In some trick-taking games, you can bid nullo (or nil), which is a contract to not take tricks instead. You believe you have “bad” cards and can use your skill to ensure that your opponents, despite their best efforts, will wind up taking tricks.
In standard Bridge this is difficult: if you were to bid nullo, and there is no trump for that hand, your partner might have an Ace in a short suit, which means they could easily be forced to play the Ace, and now you’re taking tricks despite your desire to throw them away.
But in Pirate Bridge, there’s no problem, since no one’s going to accept your nullo bid if they can’t support you. No one is going to accept a nullo if, for example, they hold ♠9 8 3 2 ♡7 5 3 ♢K Q ♣10 8 4 3, because those Diamonds are a serious liability. And if no one accepts your nullo, then you’re not stuck with it!
The Acceptor in a nullo contract is the dummy hand, with cards played exposed, just as she or he would be in any other contract. The fact that the opponents can see what is available for the dummy to “duck” with makes it all the more challenging. On the other hand, this actually makes it easier for the Declarer to throw away even an Ace, because the Declarer could have the dummy lead some other suit in which the Declarer is already void and then throw the Ace.
So here’s the rules for nullo:
- Playing with nullo bids is optional and should be agreed upon by all four players before starting the rubber.
- In the auction, a bid of nullo outranks an identical number of spades, but loses to an identical number of no-trump.

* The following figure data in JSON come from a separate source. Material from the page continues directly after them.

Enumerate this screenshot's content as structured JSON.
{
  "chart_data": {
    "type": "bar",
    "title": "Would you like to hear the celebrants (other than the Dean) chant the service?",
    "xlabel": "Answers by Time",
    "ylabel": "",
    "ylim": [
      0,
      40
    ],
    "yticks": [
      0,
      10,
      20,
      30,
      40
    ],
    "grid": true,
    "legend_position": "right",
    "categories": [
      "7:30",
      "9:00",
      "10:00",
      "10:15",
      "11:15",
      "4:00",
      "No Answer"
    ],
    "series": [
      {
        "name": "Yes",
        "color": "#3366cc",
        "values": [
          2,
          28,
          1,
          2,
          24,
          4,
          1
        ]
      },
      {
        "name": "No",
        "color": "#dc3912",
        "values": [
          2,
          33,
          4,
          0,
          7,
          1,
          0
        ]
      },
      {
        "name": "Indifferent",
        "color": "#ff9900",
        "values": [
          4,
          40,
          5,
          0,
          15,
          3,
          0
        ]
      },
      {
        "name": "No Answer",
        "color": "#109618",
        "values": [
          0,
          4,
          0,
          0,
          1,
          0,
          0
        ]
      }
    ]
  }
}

- A bid of N nullo is a bid to force the opponents to take N tricks above book (that is, 6 + N tricks in all) despite their best efforts. So if you bid 3 Nullo, you are saying that you will force your opponents to take 9 tricks out of 13.
- During the play of a nullo hand, there is no trump suit (just like a no-trump hand).
- In scoring, nullo tricks are 10 points each (just like no-trump), except that the contractors (those who bid nullo) receive points for the tricks over book taken by their opponents rather than those they take themselves.